Sweden-based Readly is cutting the subscription price of its Spotify-style product for digital magazines in the UK, as it looks to drive up customer numbers.
Like Spotify, Readly, which originally launched in Sweden in 2012, offers readers unlimited downloads of digital magazines as a subscription service.
Readly, which launched in the UK in 2014, is now cutting its monthly subscription from £9.99 to £7.99 in an effort to woo more customers.
Readly does not disclose overall UK subscription numbers, but said that subscriber numbers have nearly doubled between 2014 and 2015.
Ranj Begley, Readly UK’s managing director, said: “We have managed to grow so quickly because of our scale and our single-minded focus on digital – things that most individual publishers find difficult to achieve on their own.
“We have spent a lot of promotional money building our brand. We also have a wide range of magazines in our inventory which makes the service very attractive to the consumer when it is offered in an all-you-can-read payment model.
"For a magazine enthusiast, £9.99 a month for unlimited digital reading is an absolute no-brainer. Yet we now want to go beyond that core market to target what we call the Entertainment Junkie. These people tend to subscribe to more than one stream of entertainment – many are using services such as Sky, Netflix, Spotify and Amazon Prime in parallel.”
Other facts released by Readly include that 82 percent of the issue downloaded are current issues, with 18 percent back issues; and that subscribers are spending an average of over 5 hours reading time per month.

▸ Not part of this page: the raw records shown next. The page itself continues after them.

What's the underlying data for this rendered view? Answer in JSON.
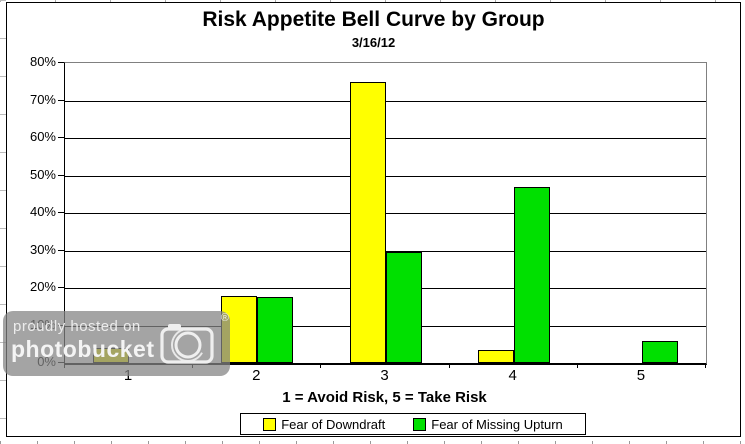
{
  "chart_data": {
    "type": "bar",
    "title": "Risk Appetite Bell Curve by Group",
    "subtitle": "3/16/12",
    "categories": [
      "1",
      "2",
      "3",
      "4",
      "5"
    ],
    "series": [
      {
        "name": "Fear of Downdraft",
        "color": "#FFFF00",
        "values": [
          4,
          18,
          75,
          3.5,
          0
        ]
      },
      {
        "name": "Fear of Missing Upturn",
        "color": "#00E000",
        "values": [
          0,
          17.5,
          29.5,
          47,
          6
        ]
      }
    ],
    "xlabel": "1 = Avoid Risk, 5 = Take Risk",
    "ylabel": "",
    "ylim": [
      0,
      80
    ],
    "ytick_step": 10,
    "ytick_labels": [
      "0%",
      "10%",
      "20%",
      "30%",
      "40%",
      "50%",
      "60%",
      "70%",
      "80%"
    ],
    "grid": true,
    "legend_position": "bottom",
    "gridline_color": "#000000",
    "plot_border_color": "#808080"
  },
  "watermark": {
    "line1": "proudly hosted on",
    "line2": "photobucket",
    "registered": "®"
  }
}
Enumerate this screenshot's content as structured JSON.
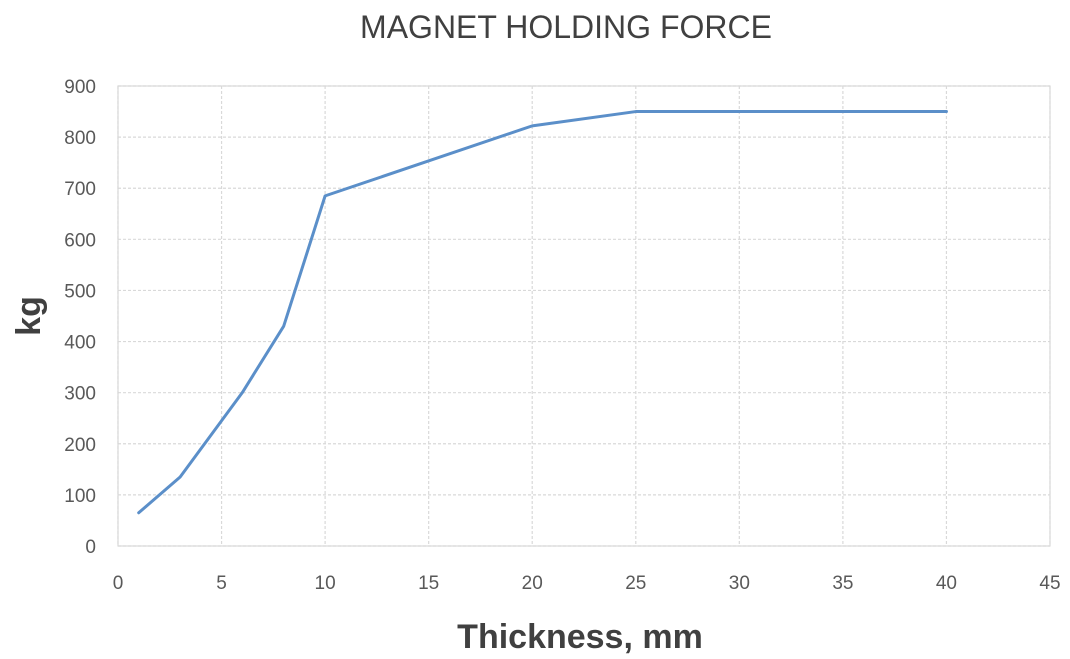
{
  "chart_data": {
    "type": "line",
    "title": "MAGNET HOLDING FORCE",
    "xlabel": "Thickness, mm",
    "ylabel": "kg",
    "xlim": [
      0,
      45
    ],
    "ylim": [
      0,
      900
    ],
    "xticks": [
      0,
      5,
      10,
      15,
      20,
      25,
      30,
      35,
      40,
      45
    ],
    "yticks": [
      0,
      100,
      200,
      300,
      400,
      500,
      600,
      700,
      800,
      900
    ],
    "grid": true,
    "legend": "none",
    "series": [
      {
        "color": "#5b8fc9",
        "x": [
          1,
          3,
          6,
          8,
          10,
          20,
          25,
          30,
          35,
          40
        ],
        "y": [
          65,
          135,
          300,
          430,
          685,
          822,
          850,
          850,
          850,
          850
        ]
      }
    ]
  }
}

Readly is also developing its service in an attempt to make it more consumer friendly. Unlike before, consumers can now search by top for specific articles across the whole magazine inventory.

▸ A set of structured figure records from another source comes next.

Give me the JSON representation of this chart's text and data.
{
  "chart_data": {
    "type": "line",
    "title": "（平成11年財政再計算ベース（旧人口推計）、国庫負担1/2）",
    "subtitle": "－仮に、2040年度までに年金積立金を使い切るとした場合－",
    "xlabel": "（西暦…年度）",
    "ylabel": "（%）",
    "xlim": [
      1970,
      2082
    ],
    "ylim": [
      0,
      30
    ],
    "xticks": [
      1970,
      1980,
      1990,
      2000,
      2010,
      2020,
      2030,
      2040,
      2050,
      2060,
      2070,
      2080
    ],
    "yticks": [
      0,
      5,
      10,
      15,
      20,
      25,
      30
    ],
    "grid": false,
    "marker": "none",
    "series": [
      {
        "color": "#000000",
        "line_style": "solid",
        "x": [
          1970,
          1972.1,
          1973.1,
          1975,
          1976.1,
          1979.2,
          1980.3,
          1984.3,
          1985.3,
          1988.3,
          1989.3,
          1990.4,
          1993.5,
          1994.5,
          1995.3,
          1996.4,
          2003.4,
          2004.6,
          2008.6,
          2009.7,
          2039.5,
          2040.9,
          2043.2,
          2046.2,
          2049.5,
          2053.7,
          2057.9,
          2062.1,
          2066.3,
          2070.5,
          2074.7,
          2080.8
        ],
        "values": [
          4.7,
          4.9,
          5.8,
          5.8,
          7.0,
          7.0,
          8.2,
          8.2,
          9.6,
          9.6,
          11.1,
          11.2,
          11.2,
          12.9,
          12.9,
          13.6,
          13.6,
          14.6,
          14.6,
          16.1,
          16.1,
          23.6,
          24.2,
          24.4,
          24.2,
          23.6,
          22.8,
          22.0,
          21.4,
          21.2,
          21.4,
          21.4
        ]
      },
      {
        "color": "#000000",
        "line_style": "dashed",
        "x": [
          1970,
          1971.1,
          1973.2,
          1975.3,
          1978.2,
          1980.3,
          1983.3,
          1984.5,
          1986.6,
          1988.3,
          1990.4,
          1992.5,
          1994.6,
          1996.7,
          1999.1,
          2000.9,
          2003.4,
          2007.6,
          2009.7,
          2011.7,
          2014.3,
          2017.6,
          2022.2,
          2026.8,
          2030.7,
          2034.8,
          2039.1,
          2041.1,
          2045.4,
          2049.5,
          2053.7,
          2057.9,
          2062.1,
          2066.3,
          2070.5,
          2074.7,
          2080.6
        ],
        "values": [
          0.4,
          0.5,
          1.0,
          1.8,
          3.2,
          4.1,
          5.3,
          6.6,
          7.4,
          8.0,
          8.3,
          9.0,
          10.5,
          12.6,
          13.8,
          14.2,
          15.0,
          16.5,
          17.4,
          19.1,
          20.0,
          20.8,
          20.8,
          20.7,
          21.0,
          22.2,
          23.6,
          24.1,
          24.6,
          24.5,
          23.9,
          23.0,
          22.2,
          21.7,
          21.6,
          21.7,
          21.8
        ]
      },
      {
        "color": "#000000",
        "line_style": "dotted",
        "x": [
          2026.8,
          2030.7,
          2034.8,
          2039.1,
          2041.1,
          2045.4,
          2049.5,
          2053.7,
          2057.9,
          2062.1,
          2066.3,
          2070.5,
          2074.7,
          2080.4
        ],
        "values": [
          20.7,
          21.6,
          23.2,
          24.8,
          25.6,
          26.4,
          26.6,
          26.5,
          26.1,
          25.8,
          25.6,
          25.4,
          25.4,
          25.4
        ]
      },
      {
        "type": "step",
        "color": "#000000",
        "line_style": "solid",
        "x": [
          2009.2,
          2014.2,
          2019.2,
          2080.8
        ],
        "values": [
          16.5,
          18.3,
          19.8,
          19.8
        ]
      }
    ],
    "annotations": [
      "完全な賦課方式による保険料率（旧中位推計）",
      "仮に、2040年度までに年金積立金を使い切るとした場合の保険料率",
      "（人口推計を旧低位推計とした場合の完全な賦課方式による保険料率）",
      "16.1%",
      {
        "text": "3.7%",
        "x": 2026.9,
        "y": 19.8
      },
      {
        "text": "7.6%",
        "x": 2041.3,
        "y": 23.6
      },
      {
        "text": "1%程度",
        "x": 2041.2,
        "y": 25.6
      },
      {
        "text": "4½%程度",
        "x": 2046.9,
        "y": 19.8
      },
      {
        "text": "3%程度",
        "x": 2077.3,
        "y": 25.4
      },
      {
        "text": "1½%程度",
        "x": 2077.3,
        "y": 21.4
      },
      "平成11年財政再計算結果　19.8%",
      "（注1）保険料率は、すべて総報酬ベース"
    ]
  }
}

The Readly app offers access to PDF-style page-turning digital editions of magazines – with active weblinks if readers are online.
Readly takes 30 per cent of sales and shares the remainder of the revenue with publishers according to how much time readers spend with each publication.
Subscriber names are not shared with publishers, but Readly does offer in-depth anonymised analytics which include demographic information.
There is no up-front cost for publishers and Readly claims that typically there is a two per cent cross over between those who access titles on the new app and existing readers.
Some 80 publishers representing 3,000 titles are said to have signed up to Readly in Sweden and the US.